Też jestem za propozycją TORa, chciałbym jednak żeby też wypowiedziała się społeczność. Niestety dla mnie to w tej chwili jedyne rozwiązanie ze względu na brak chęci zaniechania konfliktu i trollowania (m.in. w paskach edycji) przez Kwietnia. Przykuta ---> 10:23, 7 lis 2005 (CET)[odpowiedz]

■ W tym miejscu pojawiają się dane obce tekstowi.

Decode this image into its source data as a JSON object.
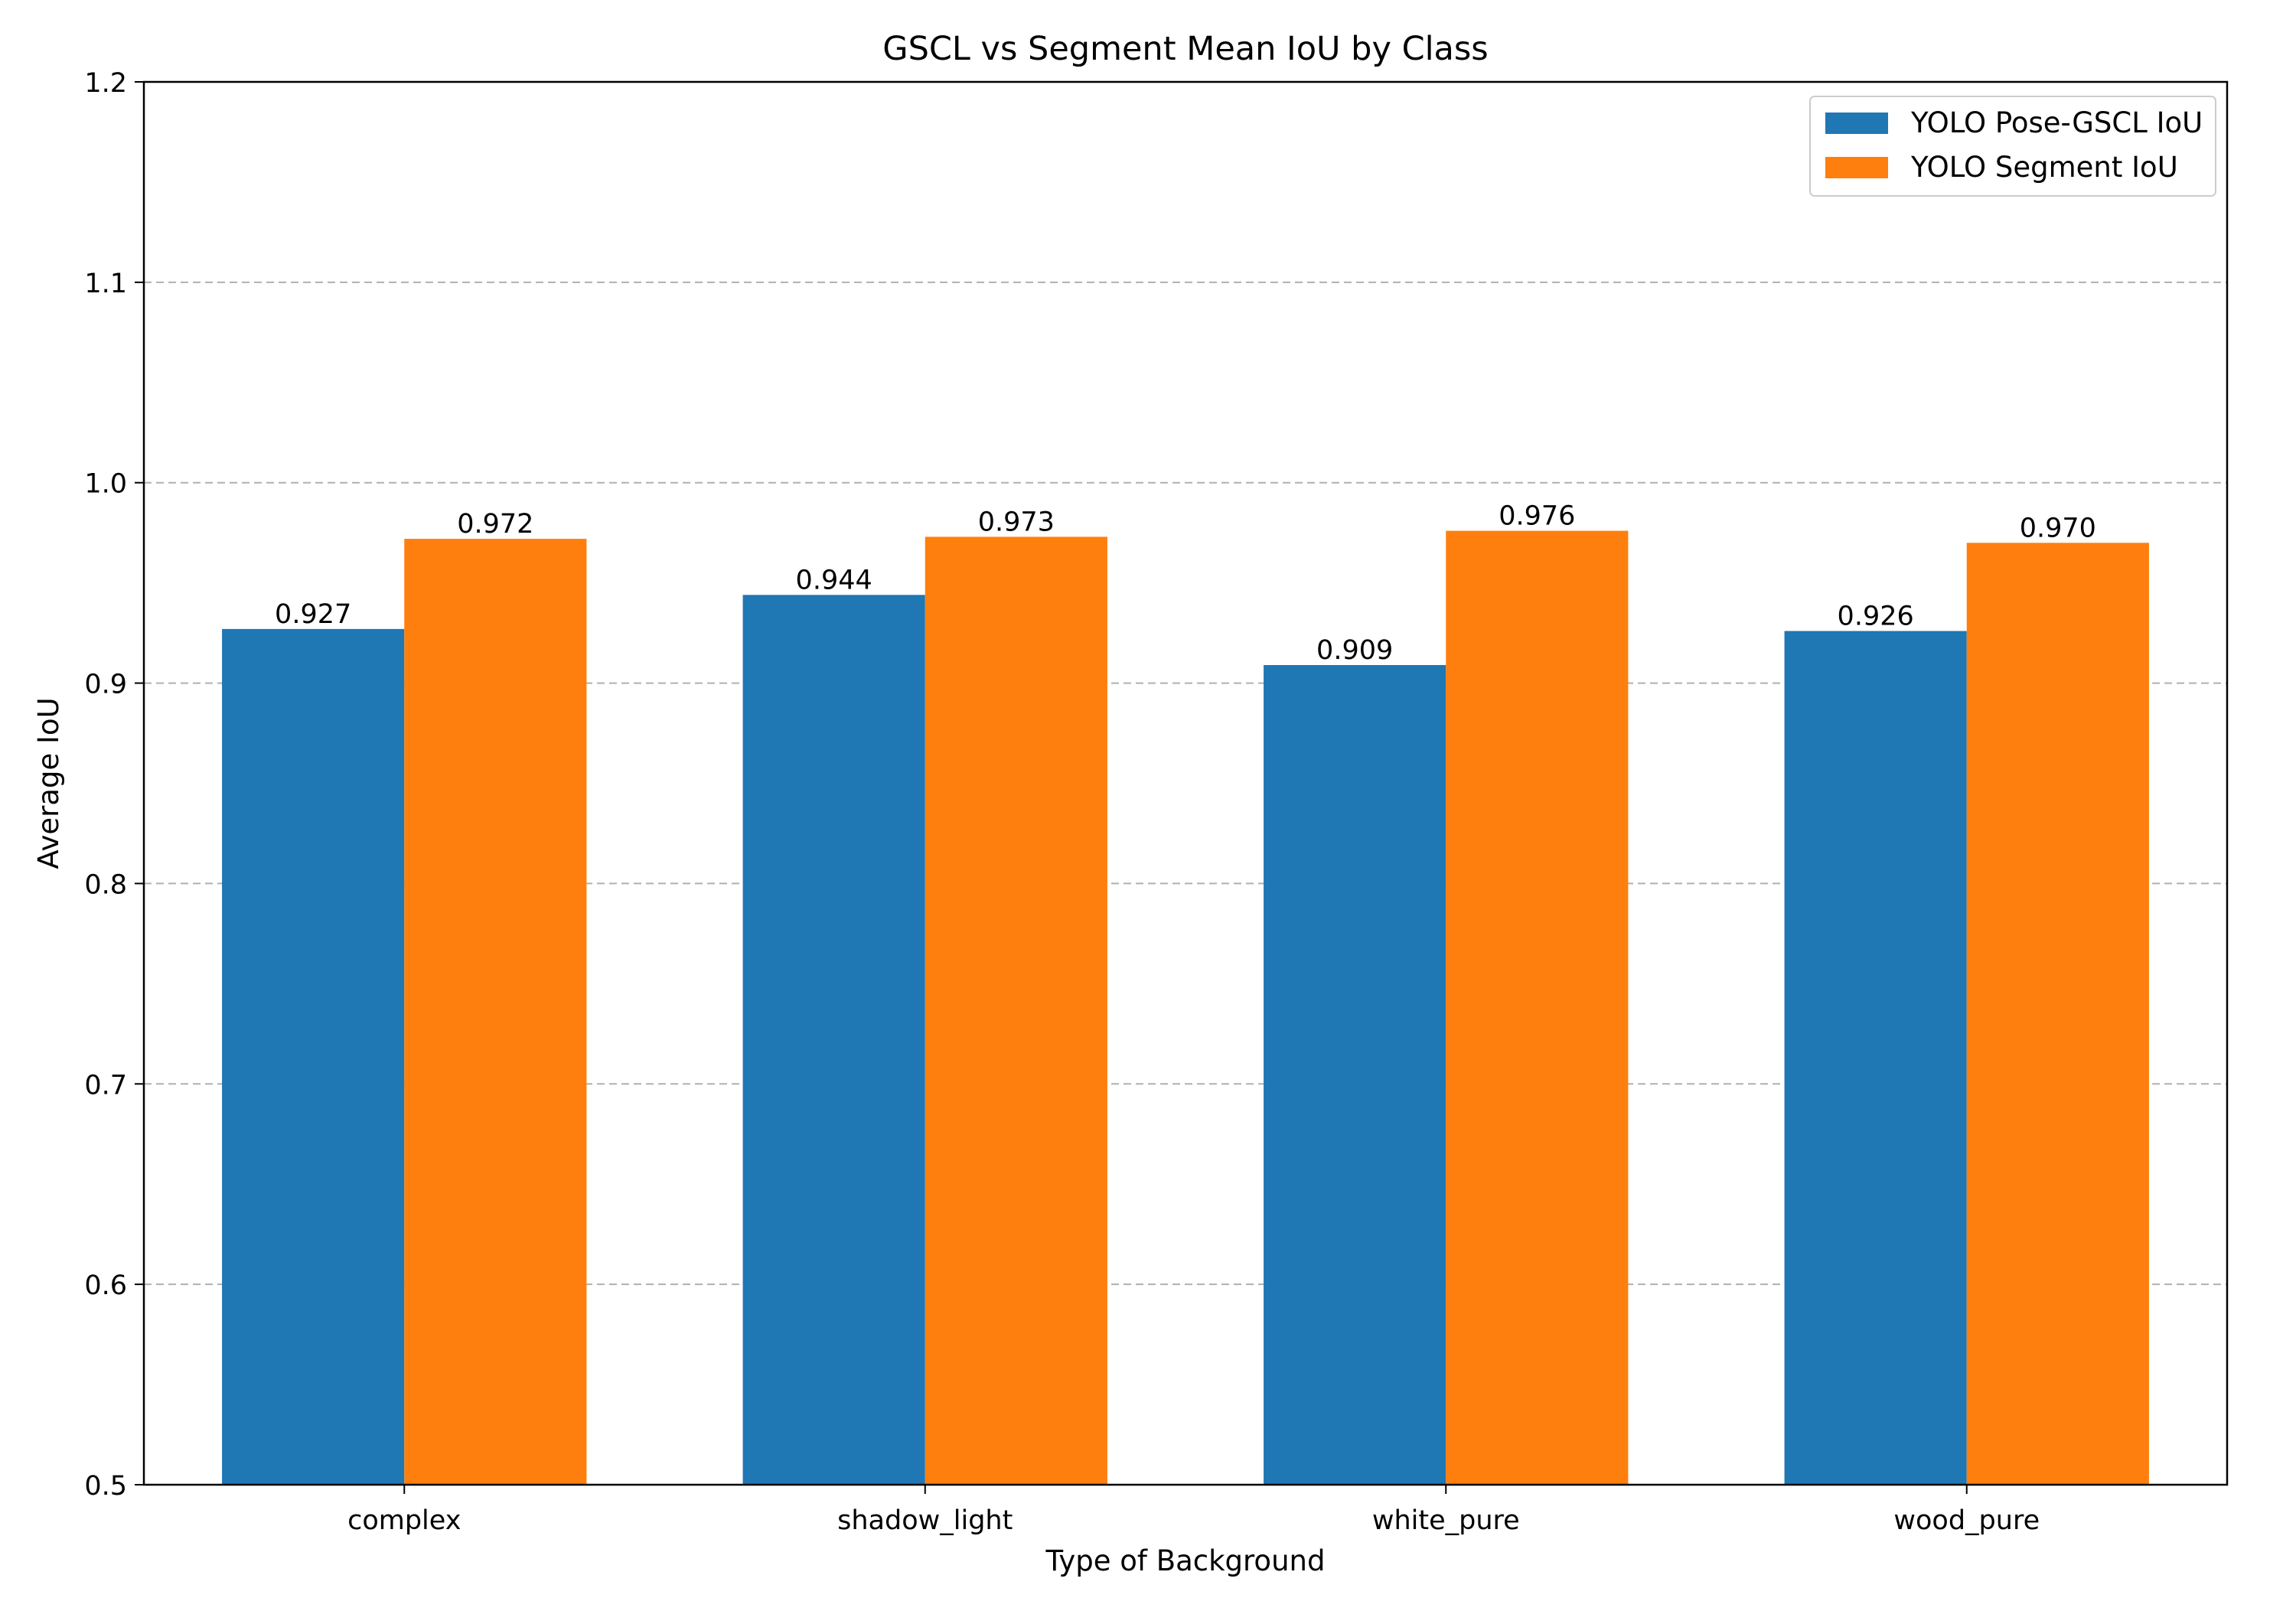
{
  "chart_data": {
    "type": "bar",
    "title": "GSCL vs Segment Mean IoU by Class",
    "xlabel": "Type of Background",
    "ylabel": "Average IoU",
    "ylim": [
      0.5,
      1.2
    ],
    "yticks": [
      "0.5",
      "0.6",
      "0.7",
      "0.8",
      "0.9",
      "1.0",
      "1.1",
      "1.2"
    ],
    "grid": "y-dashed",
    "legend_position": "top-right",
    "categories": [
      "complex",
      "shadow_light",
      "white_pure",
      "wood_pure"
    ],
    "series": [
      {
        "name": "YOLO Pose-GSCL IoU",
        "color": "#1f77b4",
        "values": [
          0.927,
          0.944,
          0.909,
          0.926
        ],
        "labels": [
          "0.927",
          "0.944",
          "0.909",
          "0.926"
        ]
      },
      {
        "name": "YOLO Segment IoU",
        "color": "#ff7f0e",
        "values": [
          0.972,
          0.973,
          0.976,
          0.97
        ],
        "labels": [
          "0.972",
          "0.973",
          "0.976",
          "0.970"
        ]
      }
    ]
  }
}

Wojna edycyjna? To chyba nie jest problem: zasada 3 rewertów. Odebranie prawa do głosowania jest sankcją symboliczną: wyrazem dezaprobaty, pewnego rodzaju wykluczeniem nie uniemożliwiającym Kwietniowi dokonywania pozytywnych edycji, jeżeliby tego chciał. Moja propozycja w stosunku do Tor-owej ma jedną istotną zaletę: jeszcze nie była próbowana. Banowanie kreuje męczennika, który chce rzekomo dokonywać wartościowych edycji a nie może, obejście bana też nie jest takie trudne (banowanie pacynek tworzy nieznośny klimat - już to przerabialiśmy). Natomiast takie rozwiązanie byłoby w miarę dotkliwe: napiętnowanie na stronie użytkownika i wyłączenie z działań całej społeczności (jakim jest głosowanie) przy zachowaniu prawa do poprawiania artykułów. Poza tym uważam to za bardziej "pedagogiczne" rozwiązanie. Ale jeżeli ta propozycja nie przejdzie - poprę blokadę. Togo 10:48, 7 lis 2005 (CET)[odpowiedz]
Jeszcze komentarz: uważam, że ucywilizowanie obyczajów za rzecz ważniejszą niż ukaranie Kwietnia. Problemem jest bezradność społeczności wobec ataków personalnych. Będę głosować za ukaraniem Kwietnia przede wszystkim dlatego, że uważam przezwyciężenie bezradności i bezkarności za najważniejszą rzecz. Kwiecień nie jest jedyną osobą robiącą takie wykroczenia, no ale zawsze musi być ten pierwszy ukarany w mieście bezprawia.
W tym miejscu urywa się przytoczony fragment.